When Entrepreneurs Should Give Themselves a Raise
There’s a pretty common stereotype of a tech entrepreneur these days. The idealized startup founder is young, unassuming, even a bit scruffy. More importantly, his or her success is often attributed to unwavering sacrifice, including keeping personal paychecks low and reinvesting every available penny.
Indeed, Silicon Valley investor Peter Thiel publicly spoke out on the topic a few years back, warning people that a bloated top dog salary is a serious red flag for a startup’s long-term viability.
There is some truth to Thiel’s stance, and I'd never condone an unjustifiably inflated CEO salary. But, when it comes to paying yourself, there also needs to be fluidity to compensation. Increasing salary in step with company growth is often sound business practice. It’s a case-by-case call that depends largely on the stage of a business, its rate of growth and levels of success.
At the pre-investment stage, a founder or CEO’s pay sets an important precedent for financial discipline throughout the organization. In my case—like many startup founders—I paid myself nothing in the earliest years of bootstrapping Hootsuite. Employee salaries sometimes came off my personal credit card. Any small amount of profit we made then went directly back into keeping the business afloat. This also helped instill a company-wide cash-conscious culture.
After some scraping by, we landed our first million-dollar investment. It was an admittedly exhilarating event. At times like these, it’s not uncommon for entrepreneurs to reward themselves and their teams with a bonus or salary bump to bring pay in line with industry standards. There’s nothing unreasonable or reckless about this. In fact, your investors—if they’re sound— should have an expectation that you’ll adjust your salaries to fair market value. My post-investment pay bump certainly wasn’t enough to blow on fast cars and fancy dinners, but it was enough to lift the daily stresses around money.

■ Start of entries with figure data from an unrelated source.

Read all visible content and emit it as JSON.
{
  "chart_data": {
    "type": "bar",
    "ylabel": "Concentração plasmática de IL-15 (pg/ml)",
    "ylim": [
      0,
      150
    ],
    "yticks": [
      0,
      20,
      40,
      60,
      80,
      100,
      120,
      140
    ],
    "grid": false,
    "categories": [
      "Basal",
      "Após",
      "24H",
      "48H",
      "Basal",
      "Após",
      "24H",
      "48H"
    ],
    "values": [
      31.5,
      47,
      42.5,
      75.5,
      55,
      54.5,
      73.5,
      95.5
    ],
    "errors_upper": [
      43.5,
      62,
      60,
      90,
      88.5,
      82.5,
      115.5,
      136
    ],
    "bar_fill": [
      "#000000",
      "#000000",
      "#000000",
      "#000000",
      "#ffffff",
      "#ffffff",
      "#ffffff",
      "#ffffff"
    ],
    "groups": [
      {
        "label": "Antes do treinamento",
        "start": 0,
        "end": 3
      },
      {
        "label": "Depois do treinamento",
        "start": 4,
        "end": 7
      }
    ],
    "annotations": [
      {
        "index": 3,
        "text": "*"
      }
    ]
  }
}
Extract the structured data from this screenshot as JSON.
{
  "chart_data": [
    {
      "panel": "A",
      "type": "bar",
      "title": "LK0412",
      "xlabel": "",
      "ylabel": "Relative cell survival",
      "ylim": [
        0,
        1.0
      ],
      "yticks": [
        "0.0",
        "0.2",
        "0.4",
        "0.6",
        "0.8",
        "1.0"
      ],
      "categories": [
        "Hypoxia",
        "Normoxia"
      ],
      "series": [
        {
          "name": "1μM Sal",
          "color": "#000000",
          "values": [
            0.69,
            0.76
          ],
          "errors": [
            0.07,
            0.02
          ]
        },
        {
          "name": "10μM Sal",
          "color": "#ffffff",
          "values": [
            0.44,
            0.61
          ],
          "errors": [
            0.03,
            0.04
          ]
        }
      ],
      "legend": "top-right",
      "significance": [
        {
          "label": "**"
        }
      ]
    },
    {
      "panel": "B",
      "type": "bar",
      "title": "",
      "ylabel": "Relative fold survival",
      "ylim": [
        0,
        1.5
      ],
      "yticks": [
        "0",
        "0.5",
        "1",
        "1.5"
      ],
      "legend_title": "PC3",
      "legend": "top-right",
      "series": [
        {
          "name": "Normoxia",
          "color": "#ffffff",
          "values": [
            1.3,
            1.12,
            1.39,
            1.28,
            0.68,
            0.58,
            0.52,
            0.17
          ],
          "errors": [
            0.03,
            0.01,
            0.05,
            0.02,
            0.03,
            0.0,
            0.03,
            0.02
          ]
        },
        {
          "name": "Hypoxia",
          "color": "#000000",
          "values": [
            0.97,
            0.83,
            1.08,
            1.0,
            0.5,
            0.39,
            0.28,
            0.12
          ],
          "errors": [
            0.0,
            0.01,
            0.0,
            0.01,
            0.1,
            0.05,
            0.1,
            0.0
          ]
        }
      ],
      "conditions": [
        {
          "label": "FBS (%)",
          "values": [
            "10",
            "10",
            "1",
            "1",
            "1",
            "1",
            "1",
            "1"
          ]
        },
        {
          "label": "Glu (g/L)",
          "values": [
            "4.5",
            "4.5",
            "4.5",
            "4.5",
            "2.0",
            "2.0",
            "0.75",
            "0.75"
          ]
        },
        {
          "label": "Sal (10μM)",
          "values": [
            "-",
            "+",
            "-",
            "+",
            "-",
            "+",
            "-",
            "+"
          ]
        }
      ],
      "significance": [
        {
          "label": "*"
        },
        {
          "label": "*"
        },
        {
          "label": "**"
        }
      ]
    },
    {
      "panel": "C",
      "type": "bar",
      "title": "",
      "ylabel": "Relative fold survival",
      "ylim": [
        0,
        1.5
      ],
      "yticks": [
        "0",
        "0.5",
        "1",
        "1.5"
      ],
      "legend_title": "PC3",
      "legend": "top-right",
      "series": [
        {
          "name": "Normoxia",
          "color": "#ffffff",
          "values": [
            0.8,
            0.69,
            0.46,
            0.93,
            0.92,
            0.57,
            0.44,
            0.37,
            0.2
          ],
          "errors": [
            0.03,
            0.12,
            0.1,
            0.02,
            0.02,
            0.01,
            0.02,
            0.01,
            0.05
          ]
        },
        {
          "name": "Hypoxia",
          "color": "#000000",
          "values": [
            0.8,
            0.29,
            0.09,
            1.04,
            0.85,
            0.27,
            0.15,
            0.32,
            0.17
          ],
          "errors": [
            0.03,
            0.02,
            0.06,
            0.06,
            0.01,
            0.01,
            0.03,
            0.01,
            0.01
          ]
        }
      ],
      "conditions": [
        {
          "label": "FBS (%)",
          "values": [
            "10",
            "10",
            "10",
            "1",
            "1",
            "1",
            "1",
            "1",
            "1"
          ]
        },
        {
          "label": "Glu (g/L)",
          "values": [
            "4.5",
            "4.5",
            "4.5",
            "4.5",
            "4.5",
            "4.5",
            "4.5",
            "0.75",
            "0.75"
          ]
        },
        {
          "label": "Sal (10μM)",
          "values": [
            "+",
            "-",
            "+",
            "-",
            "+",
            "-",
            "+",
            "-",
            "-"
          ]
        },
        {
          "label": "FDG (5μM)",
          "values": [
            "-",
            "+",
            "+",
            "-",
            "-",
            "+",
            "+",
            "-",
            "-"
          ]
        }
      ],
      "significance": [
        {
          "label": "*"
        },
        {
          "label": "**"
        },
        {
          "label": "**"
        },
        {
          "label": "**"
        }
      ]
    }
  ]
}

In the years to follow, we saw more rounds of funding, in considerably larger amounts. We again increased compensation—including my own—in proportion to market value. As my workload and role expanded, it felt reasonable to set my salary on par with those of the top-level executives we were bringing into the business.
That said, at the end of the day, an entrepreneur’s responsibility is always to put the demands of the business above his or her own immediate concerns. As funding rounds went from one million to hundreds of millions, our priority remained keeping operations lean and reinvesting as much as we could. We made strategic acquisitions and key hires and invested in a new innovation branch within our own company. And we worked to keep our bootstrapping roots part of company culture. We may have moved into nicer offices, but financial responsibility and efficiency were in our DNA.

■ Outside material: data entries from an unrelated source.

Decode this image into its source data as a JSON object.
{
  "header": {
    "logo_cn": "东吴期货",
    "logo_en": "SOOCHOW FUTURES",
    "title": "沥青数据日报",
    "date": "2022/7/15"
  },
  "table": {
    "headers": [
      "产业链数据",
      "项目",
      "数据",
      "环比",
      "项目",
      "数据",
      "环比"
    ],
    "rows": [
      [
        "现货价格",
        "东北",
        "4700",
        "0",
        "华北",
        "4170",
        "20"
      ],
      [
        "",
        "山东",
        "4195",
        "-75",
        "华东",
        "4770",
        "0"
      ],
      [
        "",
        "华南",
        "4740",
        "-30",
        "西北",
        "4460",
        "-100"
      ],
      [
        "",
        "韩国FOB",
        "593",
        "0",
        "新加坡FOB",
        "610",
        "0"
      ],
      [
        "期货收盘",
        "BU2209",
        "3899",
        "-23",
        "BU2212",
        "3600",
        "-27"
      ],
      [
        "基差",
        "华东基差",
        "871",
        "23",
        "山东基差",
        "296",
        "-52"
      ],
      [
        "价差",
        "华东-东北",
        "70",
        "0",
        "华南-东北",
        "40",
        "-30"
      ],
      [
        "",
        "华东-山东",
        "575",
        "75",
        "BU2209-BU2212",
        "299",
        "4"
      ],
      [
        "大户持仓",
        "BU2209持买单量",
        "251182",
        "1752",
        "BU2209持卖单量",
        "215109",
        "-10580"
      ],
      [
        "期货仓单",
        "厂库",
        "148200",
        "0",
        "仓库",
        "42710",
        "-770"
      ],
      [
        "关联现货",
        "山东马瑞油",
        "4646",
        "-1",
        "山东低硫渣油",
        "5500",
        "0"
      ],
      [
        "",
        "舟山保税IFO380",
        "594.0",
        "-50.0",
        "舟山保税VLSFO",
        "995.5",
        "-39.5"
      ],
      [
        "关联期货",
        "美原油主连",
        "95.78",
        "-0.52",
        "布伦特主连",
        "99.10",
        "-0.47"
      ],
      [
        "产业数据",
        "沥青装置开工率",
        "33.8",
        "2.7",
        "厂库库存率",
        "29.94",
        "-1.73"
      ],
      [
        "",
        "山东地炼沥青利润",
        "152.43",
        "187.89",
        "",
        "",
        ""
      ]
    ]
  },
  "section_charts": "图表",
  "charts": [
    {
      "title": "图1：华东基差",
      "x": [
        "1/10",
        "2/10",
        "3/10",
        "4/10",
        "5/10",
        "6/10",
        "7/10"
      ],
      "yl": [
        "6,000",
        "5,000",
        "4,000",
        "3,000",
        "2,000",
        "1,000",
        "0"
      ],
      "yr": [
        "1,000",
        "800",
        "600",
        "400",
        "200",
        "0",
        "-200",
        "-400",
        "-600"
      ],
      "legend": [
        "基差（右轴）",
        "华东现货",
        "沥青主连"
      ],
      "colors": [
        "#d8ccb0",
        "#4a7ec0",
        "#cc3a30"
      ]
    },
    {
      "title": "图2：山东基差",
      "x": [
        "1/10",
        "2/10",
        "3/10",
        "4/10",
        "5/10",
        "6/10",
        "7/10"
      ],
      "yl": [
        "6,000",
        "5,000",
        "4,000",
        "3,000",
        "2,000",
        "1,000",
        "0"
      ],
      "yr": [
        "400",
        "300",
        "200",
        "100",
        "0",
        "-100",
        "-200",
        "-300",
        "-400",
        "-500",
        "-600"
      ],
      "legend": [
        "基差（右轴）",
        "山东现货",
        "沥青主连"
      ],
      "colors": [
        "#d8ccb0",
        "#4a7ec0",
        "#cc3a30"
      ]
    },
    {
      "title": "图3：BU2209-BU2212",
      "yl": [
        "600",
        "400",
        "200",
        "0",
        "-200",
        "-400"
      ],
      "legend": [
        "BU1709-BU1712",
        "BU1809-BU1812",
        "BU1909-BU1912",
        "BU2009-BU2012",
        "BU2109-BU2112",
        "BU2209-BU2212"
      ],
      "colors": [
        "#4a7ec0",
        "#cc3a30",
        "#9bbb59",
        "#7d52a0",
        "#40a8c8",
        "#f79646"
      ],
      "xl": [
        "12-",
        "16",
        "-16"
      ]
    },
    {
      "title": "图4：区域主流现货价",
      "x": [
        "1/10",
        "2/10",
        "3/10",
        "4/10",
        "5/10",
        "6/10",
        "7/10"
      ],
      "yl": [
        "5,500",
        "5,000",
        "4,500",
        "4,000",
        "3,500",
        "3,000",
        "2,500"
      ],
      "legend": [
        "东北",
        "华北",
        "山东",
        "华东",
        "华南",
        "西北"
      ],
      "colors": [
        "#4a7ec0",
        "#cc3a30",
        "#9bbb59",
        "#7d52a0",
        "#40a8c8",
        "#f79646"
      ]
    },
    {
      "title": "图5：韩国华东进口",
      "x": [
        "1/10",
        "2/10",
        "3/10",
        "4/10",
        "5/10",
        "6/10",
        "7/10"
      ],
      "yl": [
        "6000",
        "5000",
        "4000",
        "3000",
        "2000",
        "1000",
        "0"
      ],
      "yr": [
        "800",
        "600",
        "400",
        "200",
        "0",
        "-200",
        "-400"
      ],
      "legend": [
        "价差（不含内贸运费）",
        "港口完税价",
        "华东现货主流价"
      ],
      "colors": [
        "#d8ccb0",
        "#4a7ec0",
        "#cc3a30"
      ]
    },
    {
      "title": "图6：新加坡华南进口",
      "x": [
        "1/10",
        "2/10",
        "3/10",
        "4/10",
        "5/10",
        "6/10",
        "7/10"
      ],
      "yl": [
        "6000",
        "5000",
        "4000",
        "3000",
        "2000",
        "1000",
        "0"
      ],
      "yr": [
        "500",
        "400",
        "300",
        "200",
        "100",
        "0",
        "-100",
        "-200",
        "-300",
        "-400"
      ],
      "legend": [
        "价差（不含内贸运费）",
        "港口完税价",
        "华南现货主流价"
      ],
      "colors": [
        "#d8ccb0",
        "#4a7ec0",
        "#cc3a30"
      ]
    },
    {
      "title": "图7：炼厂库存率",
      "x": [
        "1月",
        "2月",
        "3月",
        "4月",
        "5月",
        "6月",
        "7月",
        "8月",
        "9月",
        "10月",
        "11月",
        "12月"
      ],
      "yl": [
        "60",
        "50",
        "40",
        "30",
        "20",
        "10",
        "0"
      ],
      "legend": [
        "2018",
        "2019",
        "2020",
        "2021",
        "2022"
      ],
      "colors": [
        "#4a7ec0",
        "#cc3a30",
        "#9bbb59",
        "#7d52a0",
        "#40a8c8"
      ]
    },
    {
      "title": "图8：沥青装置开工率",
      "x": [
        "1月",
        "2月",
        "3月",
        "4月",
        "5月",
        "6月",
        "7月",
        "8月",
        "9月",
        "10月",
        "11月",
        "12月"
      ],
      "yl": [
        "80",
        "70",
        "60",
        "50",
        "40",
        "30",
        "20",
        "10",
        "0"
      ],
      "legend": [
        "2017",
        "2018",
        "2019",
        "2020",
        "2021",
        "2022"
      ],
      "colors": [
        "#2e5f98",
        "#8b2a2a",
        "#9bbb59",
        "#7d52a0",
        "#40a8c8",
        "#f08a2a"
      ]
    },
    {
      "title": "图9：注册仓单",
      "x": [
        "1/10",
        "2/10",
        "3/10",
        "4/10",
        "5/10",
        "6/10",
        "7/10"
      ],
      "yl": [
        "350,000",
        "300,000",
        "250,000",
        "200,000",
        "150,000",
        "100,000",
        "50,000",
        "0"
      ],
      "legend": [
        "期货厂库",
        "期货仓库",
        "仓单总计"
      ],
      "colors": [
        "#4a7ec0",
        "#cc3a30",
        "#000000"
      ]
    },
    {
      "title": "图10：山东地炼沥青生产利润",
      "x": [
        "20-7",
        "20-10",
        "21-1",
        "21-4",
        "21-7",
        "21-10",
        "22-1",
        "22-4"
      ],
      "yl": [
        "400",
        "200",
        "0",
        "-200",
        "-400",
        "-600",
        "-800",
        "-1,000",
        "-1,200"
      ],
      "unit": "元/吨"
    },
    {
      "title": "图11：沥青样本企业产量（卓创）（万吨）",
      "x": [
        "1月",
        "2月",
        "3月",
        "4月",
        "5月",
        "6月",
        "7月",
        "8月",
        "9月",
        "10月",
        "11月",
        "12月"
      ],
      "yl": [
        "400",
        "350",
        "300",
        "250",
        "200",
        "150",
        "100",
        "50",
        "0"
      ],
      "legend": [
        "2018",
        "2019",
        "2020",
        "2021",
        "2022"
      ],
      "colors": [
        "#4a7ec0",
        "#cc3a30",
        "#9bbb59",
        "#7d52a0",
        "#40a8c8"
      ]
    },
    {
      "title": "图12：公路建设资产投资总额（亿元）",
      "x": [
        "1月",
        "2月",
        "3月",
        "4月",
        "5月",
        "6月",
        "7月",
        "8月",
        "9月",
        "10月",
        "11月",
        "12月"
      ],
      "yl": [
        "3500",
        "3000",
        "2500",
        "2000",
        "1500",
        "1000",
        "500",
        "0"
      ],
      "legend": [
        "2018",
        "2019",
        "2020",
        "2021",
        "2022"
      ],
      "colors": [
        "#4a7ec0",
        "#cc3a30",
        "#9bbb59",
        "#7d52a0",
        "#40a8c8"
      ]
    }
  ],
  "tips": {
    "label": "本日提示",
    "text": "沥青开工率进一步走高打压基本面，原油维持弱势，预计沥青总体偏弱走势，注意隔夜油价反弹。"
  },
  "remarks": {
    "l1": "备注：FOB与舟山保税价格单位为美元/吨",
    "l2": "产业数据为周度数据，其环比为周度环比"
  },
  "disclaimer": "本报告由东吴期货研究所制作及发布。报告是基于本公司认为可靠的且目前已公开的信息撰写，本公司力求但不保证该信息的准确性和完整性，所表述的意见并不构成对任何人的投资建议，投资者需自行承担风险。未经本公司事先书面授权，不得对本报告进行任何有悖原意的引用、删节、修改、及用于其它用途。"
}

For entrepreneurs, getting by on ramen dinners out of coffee mugs at the early stages of the business makes sense. Post investment, this kind of self-sacrifice is not always necessary and can even become self-defeating. Clear decisions and careful planning come not from depriving yourself and desperately gunning for an exit or IPO, but from working hard and enjoying the ride enough that you stay committed to the task at hand.